Frances Brown Paulu was the executive director of the Minnesota International Center — now Global Minnesota — for 18 years. But she remained active with the nonprofit after retiring in 1988.
“She was still part of the process,” said Global Minnesota Executive Director Mark Ritchie. “She was coming to events. She was the life of our organization.”
Paulu died at her home in south Minneapolis on April 22. She was 99.
Ritchie, Minnesota’s former secretary of state, said Paulu “helped turn MIC from a very, very small group in a small arena, over the years into a substantial global organization that has given Minnesota an international reputation for welcoming international students.”
She was born on June 22, 1920, to Dr. Thomas and Florence Brown in Hastings. In an interview with the Star Tribune in 1988, she recalled that her first job was as a 13-year-old, writing social notes and feature stories for a weekly Hastings newspaper.
She graduated from Hastings High School — as valedictorian — at the age 14. She attended Carleton College in Northfield before graduating from the University of Minnesota in 1940. After graduation, she went to work as the office manager at the University of Minnesota radio station. There she met Burton Paulu. They were married in 1942.
During World War II she was a graduate student at the U in social work and was a caseworker for welfare agencies. She also began a lifelong commitment to volunteering. Through the years, she served as president of the Minneapolis League of Women Voters, served on the Minneapolis Charter Commission and was a director for the Urban Coalition. She started at MIC in 1970.
“She had a passion for international students, how they were welcomed here and supported here,” said Ritchie. “She helped create an organization to welcome students and to be a part of their life while they were here.”
Through her work with international organizations, she traveled to 40 countries. After retiring in 1988, she and her husband continued to travel. In fall 1991, they ventured to Moscow.
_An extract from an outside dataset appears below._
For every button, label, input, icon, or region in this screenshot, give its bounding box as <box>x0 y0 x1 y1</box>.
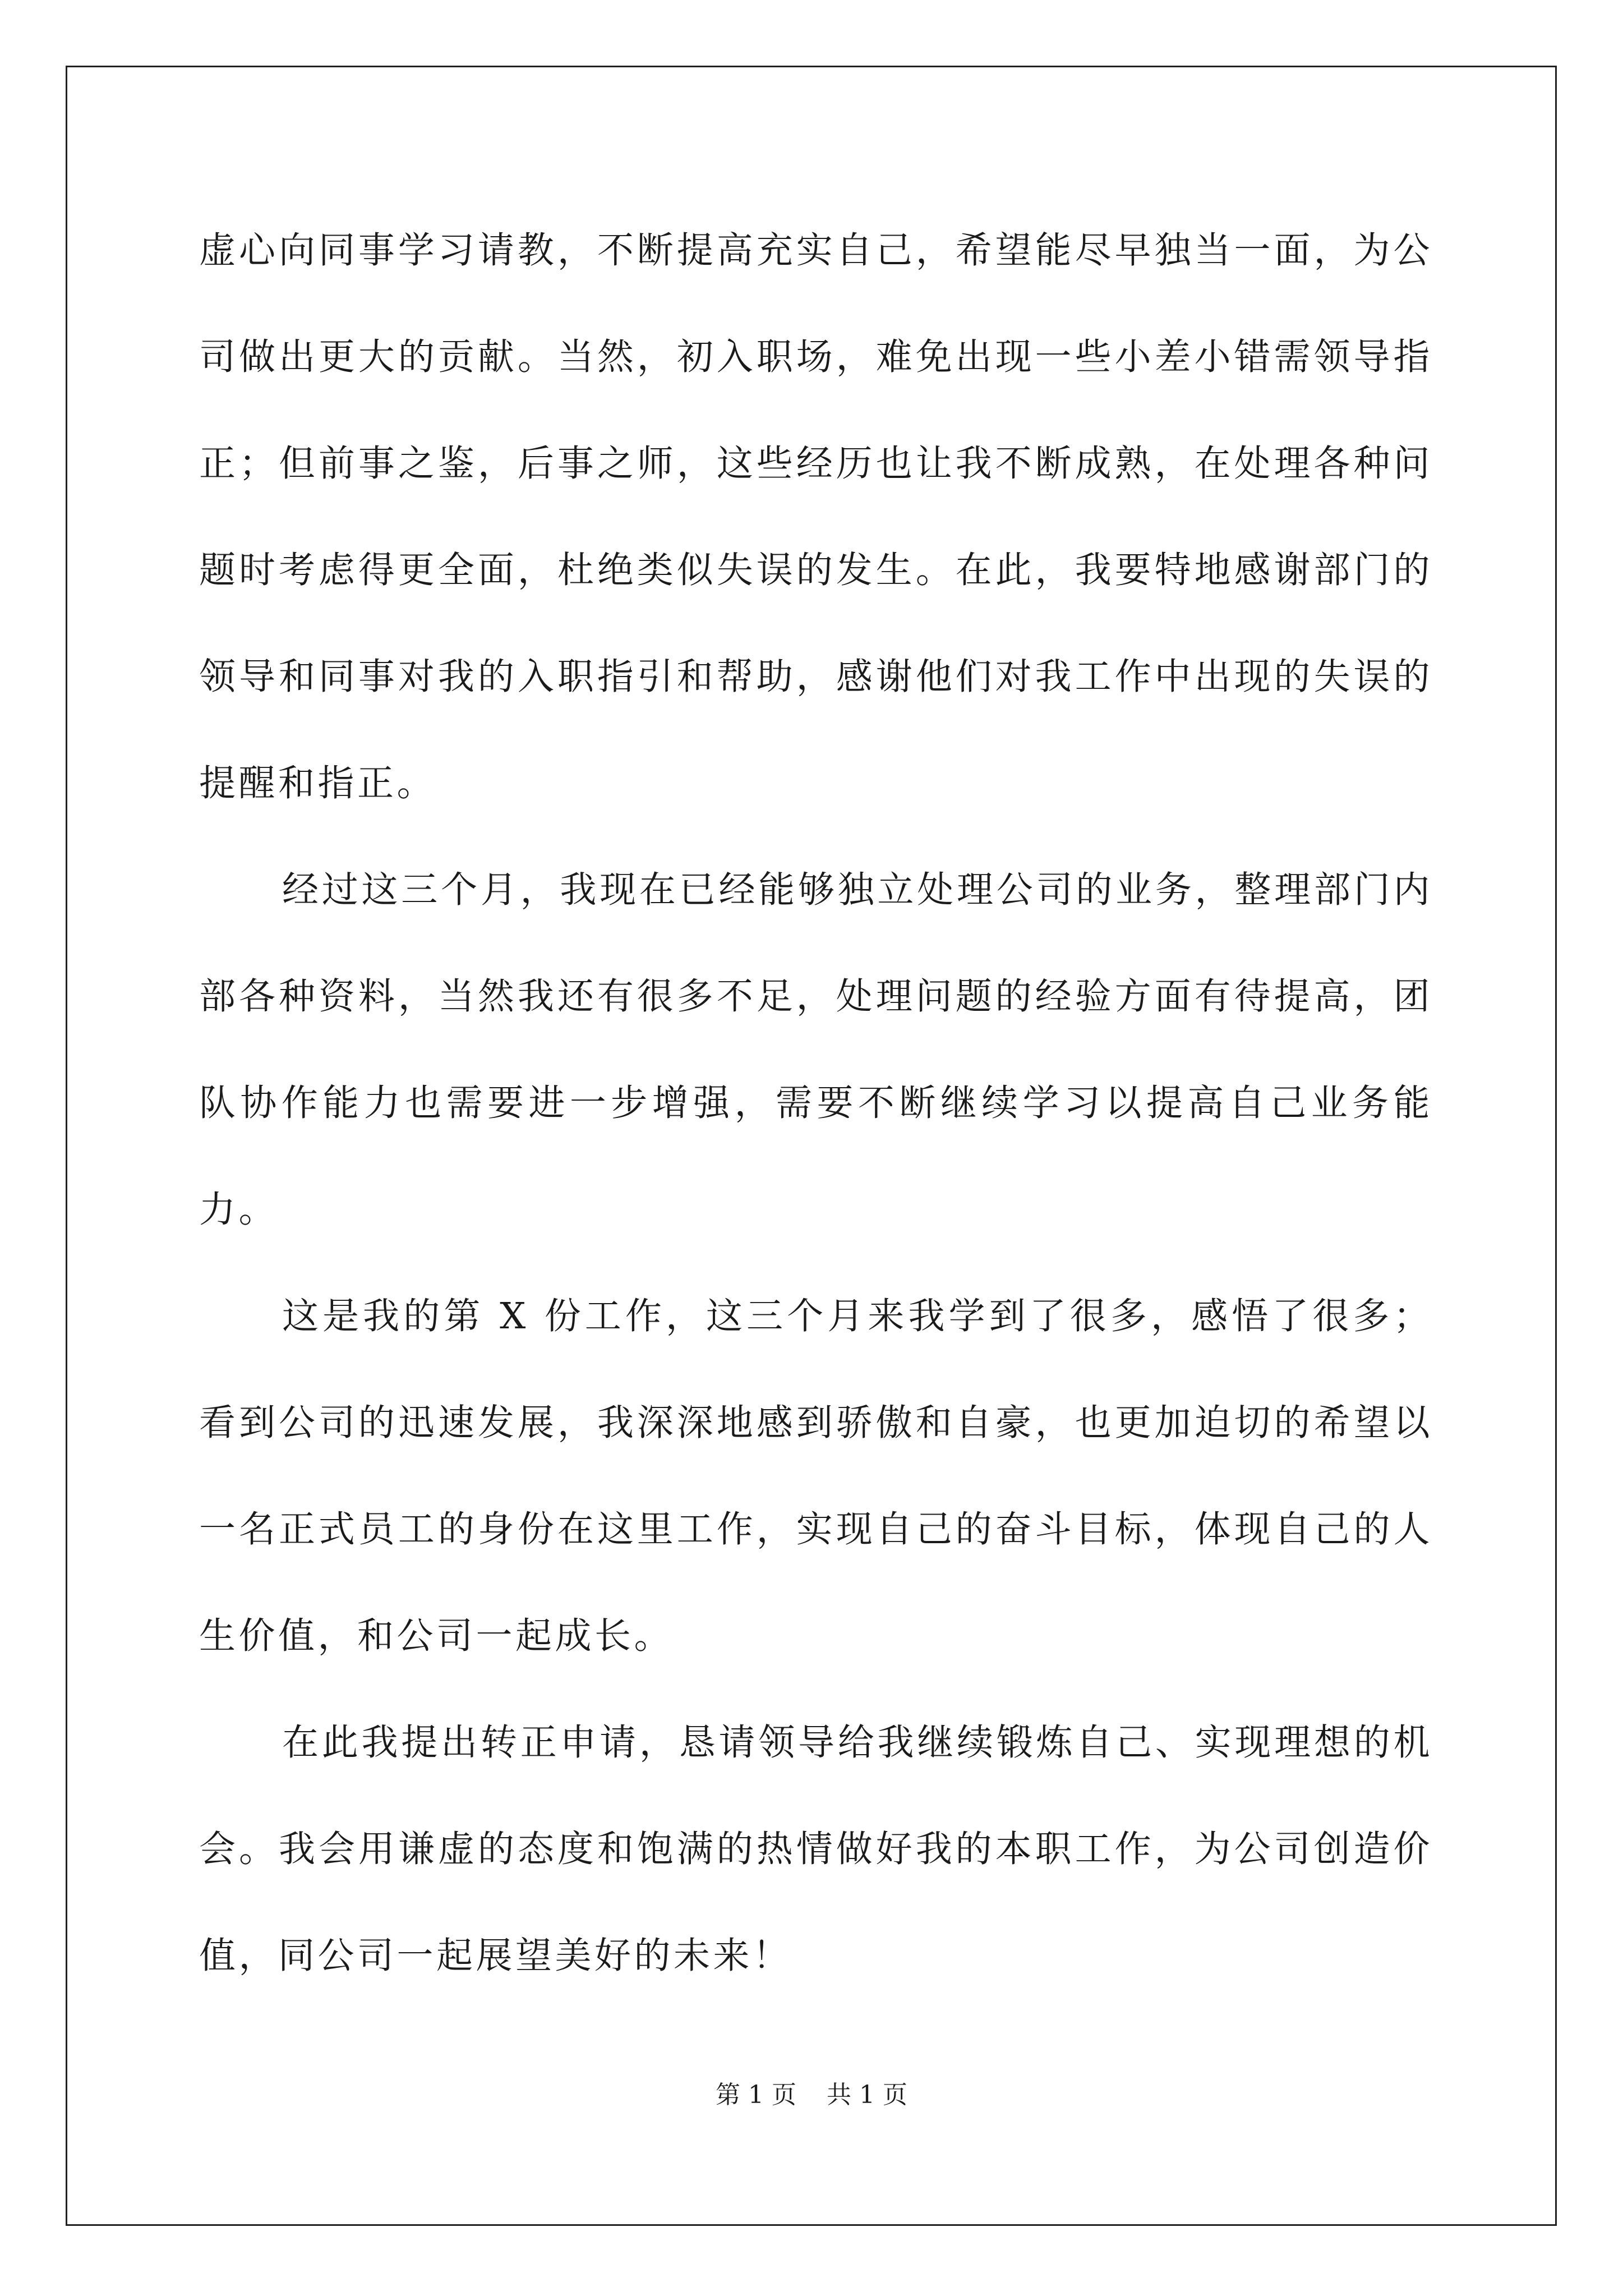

On that trip, Burton Paulu, who was associated with the University of Minnesota for 50 years — at the radio station, as a professor and as the director of the Media Resources Department — became the first American to teach a full-length course in the Soviet Union on Western broadcast media. They were in Moscow in late December when the USSR collapsed.
Burton Paulu died in 2003. The couple had been married 61 years.
“We called her Nana,” said granddaughter Jennifer Boittin. “She filled her home with fascinating objects and photo albums. Brushing your fingers over them led to stories of places she had been. She was thoughtful, freezing juice boxes that melted in time for lunch. Her birthday wishes found us on many continents, aspiring to be resolute and open-minded like her. Unassuming and curious, she asked the where and the what of our lives and then really listened. I most remember how, when she opened up her smile, it was happiness-inducing.”
Paulu remained active. She continued to volunteer with the University of Minnesota’s Women’s Club and the Becketwood Cooperative, where she lived. Five years ago, she gave a speech at a fundraiser for Global Minnesota. Her family said she stayed up until midnight the night before to perfect the speech.
Paulu is survived by daughters Sarah Paulu Boittin and Nancy Paulu Hyde, son Thomas Paulu, seven grandchildren, four great-grandchildren and brother Judson Brown. A memorial service will be held at a later date.